Results showed that the mean number of active brain lesions (referred to as T1 lesions on MRI) measured from week 12 to 24 in patients taking evobrutinib dropped as the dose increased – 4.06 (low dose), 1.69 (mid dose), and 1.15 (high dose) — compared to those on placebo (mean number, 3.85). (The mean number seen in the Tecfidera group was of 4.78, but a treatment comparison is not the trial’s objective.)
Evobrutinib at 75 mg, either given daily or twice a day (total 150 mg), significantly reduced the number of active lesions relative to the placebo group. The low, 25 mg daily dose failed to show any therapeutic benefit.

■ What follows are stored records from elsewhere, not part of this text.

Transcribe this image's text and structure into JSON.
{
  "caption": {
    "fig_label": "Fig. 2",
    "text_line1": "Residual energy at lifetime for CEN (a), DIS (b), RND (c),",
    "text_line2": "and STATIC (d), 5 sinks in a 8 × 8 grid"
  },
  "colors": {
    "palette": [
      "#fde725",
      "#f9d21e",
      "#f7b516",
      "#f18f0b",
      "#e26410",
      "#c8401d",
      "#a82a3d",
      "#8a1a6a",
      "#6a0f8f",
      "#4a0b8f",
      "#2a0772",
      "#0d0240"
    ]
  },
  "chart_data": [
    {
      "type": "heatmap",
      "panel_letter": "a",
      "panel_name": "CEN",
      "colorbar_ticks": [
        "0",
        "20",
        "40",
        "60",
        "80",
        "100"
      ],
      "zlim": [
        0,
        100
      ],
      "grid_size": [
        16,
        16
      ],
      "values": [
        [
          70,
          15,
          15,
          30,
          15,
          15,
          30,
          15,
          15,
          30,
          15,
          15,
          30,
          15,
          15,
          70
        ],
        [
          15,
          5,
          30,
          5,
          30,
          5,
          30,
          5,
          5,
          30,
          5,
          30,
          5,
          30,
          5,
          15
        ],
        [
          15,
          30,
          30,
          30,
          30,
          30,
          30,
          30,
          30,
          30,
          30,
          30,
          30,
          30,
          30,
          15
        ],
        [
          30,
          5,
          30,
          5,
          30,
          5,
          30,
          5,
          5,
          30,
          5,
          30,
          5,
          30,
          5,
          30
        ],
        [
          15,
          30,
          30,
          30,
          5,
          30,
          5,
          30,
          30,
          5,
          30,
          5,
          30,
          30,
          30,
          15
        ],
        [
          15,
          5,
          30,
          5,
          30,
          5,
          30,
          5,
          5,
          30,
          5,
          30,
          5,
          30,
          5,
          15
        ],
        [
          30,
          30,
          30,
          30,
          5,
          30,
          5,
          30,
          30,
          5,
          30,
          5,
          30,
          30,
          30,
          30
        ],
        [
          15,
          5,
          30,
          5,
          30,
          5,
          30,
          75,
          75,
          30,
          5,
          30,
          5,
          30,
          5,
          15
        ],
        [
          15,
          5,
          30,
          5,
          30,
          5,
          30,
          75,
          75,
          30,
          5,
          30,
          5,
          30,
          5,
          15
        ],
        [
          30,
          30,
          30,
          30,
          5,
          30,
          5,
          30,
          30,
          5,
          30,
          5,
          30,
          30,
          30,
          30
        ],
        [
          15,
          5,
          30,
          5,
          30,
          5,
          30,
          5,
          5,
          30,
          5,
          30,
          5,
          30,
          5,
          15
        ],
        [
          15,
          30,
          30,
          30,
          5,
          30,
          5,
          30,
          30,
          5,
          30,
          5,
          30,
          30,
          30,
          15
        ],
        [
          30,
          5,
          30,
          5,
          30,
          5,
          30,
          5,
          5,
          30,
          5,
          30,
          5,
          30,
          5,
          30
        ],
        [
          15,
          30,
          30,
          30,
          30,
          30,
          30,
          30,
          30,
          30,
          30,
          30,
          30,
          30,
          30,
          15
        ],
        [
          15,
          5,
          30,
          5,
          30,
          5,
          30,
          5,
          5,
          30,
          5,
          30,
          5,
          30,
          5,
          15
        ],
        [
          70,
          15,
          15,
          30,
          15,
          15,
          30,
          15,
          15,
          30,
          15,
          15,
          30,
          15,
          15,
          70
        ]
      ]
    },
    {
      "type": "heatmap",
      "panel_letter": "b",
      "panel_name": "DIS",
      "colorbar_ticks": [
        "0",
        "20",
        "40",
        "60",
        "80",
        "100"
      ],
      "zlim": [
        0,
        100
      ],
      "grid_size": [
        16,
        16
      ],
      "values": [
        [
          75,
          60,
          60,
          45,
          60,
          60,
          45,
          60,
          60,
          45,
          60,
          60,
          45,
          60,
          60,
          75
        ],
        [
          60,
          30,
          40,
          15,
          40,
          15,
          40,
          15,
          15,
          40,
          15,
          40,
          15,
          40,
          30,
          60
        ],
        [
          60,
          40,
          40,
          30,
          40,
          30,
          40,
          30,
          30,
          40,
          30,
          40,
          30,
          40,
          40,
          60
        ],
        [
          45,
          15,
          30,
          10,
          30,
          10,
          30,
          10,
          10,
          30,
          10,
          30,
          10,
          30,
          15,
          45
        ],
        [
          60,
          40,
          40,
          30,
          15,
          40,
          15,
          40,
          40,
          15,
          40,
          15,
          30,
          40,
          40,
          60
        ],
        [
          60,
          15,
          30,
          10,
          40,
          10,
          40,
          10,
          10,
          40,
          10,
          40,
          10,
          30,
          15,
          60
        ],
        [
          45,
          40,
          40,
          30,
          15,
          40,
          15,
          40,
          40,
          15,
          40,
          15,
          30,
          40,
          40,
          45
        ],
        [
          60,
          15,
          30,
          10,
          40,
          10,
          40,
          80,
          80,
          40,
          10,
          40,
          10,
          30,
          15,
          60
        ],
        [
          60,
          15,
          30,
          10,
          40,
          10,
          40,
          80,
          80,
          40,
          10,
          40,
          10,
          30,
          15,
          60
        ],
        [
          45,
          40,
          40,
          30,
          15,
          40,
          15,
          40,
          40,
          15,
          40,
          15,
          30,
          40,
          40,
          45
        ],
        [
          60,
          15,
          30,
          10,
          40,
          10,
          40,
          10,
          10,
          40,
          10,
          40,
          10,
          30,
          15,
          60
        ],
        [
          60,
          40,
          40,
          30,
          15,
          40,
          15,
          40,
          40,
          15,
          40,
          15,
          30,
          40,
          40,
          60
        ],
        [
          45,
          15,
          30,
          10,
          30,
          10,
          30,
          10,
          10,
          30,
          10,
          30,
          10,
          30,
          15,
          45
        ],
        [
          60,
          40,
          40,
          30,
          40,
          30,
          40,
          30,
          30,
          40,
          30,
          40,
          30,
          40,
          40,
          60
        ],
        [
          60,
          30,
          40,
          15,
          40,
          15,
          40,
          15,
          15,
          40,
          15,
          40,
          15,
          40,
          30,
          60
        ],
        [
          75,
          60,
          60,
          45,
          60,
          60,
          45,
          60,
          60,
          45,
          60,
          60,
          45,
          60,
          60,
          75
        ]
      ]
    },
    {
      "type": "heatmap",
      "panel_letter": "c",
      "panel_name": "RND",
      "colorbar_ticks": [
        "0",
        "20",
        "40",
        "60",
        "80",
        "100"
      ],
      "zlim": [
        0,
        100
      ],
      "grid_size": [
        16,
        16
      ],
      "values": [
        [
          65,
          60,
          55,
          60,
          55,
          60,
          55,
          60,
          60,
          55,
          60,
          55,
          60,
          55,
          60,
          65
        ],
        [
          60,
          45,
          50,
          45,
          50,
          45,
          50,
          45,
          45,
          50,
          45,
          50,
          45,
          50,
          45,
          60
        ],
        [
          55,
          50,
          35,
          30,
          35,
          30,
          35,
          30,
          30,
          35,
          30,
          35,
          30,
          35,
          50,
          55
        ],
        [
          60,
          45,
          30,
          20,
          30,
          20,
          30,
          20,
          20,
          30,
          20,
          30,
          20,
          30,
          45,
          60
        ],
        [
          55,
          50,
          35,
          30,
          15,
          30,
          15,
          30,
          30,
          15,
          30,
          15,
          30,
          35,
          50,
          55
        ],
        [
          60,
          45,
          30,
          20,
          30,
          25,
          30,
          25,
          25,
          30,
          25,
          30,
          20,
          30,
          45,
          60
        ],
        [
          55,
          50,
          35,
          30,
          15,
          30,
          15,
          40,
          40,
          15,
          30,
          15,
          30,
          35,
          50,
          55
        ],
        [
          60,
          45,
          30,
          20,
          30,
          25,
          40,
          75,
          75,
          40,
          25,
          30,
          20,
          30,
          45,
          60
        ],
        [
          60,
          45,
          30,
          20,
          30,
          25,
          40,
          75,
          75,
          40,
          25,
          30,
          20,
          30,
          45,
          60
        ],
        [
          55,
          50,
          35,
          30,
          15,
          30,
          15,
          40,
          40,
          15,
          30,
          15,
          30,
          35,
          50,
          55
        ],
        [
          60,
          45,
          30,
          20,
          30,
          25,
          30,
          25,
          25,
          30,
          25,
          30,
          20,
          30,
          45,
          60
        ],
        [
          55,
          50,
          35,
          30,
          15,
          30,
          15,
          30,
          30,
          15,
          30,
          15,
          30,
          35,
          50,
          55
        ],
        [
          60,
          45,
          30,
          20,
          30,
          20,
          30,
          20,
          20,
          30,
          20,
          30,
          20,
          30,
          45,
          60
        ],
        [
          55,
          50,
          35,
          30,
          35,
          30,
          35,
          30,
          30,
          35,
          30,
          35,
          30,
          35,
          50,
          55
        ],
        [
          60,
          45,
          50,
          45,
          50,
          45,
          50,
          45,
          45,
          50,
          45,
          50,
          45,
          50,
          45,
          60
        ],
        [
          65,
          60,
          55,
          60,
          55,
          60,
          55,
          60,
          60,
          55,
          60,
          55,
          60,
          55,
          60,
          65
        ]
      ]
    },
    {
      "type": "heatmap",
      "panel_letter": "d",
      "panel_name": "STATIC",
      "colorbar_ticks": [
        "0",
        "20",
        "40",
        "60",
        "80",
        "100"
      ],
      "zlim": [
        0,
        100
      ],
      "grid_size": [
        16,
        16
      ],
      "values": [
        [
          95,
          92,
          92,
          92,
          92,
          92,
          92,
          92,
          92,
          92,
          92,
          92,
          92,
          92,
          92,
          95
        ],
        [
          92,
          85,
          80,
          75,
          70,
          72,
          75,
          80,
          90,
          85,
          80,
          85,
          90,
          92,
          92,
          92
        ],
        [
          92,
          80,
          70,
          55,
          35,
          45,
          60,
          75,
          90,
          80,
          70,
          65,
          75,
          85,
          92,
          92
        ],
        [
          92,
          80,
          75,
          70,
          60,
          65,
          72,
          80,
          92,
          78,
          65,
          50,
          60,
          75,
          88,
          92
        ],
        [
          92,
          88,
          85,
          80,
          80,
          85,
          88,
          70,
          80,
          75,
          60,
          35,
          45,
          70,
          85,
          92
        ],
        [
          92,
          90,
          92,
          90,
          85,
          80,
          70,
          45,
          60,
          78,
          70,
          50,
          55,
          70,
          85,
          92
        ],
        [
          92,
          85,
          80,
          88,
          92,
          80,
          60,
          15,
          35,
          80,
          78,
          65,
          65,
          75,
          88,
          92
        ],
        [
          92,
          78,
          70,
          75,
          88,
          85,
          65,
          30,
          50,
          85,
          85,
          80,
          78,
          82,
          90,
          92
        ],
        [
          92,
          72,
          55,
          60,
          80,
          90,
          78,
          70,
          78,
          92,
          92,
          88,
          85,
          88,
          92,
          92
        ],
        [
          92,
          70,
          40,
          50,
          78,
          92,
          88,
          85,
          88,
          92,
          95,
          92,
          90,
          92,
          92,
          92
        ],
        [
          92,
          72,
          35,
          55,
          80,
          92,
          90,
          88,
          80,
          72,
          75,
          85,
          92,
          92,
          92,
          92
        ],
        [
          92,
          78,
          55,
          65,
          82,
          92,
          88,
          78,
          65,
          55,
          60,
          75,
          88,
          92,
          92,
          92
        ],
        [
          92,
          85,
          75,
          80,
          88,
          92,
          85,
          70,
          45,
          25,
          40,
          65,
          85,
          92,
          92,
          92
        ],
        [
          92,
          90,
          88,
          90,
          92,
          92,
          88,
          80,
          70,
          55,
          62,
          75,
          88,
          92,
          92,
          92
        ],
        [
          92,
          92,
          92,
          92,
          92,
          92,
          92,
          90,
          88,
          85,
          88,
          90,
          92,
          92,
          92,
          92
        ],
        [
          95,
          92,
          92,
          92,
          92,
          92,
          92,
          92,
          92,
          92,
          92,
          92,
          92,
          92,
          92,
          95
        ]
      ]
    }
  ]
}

Researchers also saw a significant trend for a reduced annualized relapse rate (mean relapse rate per year) with evobrutinib at 75 mg taken once or twice a day, with a better response at the higher dose — 0.13 in the 75 mg once daily group, 0.08 with 75 mg twice a day, and 0.37 in the placebo group. (The Tecfidera group had an annualized relapse rate of 0.20).
Treatment-related adverse events were similar between the low- and mid-dose evobrutinib groups and placebo, but higher for evobrutinib 75 mg given twice a day.
The most common was an increase in the levels of liver enzymes, indicating possible injury to the liver. All adverse events were reversible and asymptomatic, the team reported.
Evobrutinib was seen to be well-tolerated, without any cases of serious infections.
Overall, the findings support the BTK inhibitors as a potential oral disease-modifying treatment for relapsing MS.
“The observed benefit-risk profile of evobrutinib supports further clinical development,” Montalban said.
“We are proud to participate in the important scientific exchange at ACTRIMS as it aligns with our commitment to advancing MS science to address patient needs,” John Walsh, MD, vice president, neurology and immunology, U.S. medical affairs at EMD Serono, said in a press release.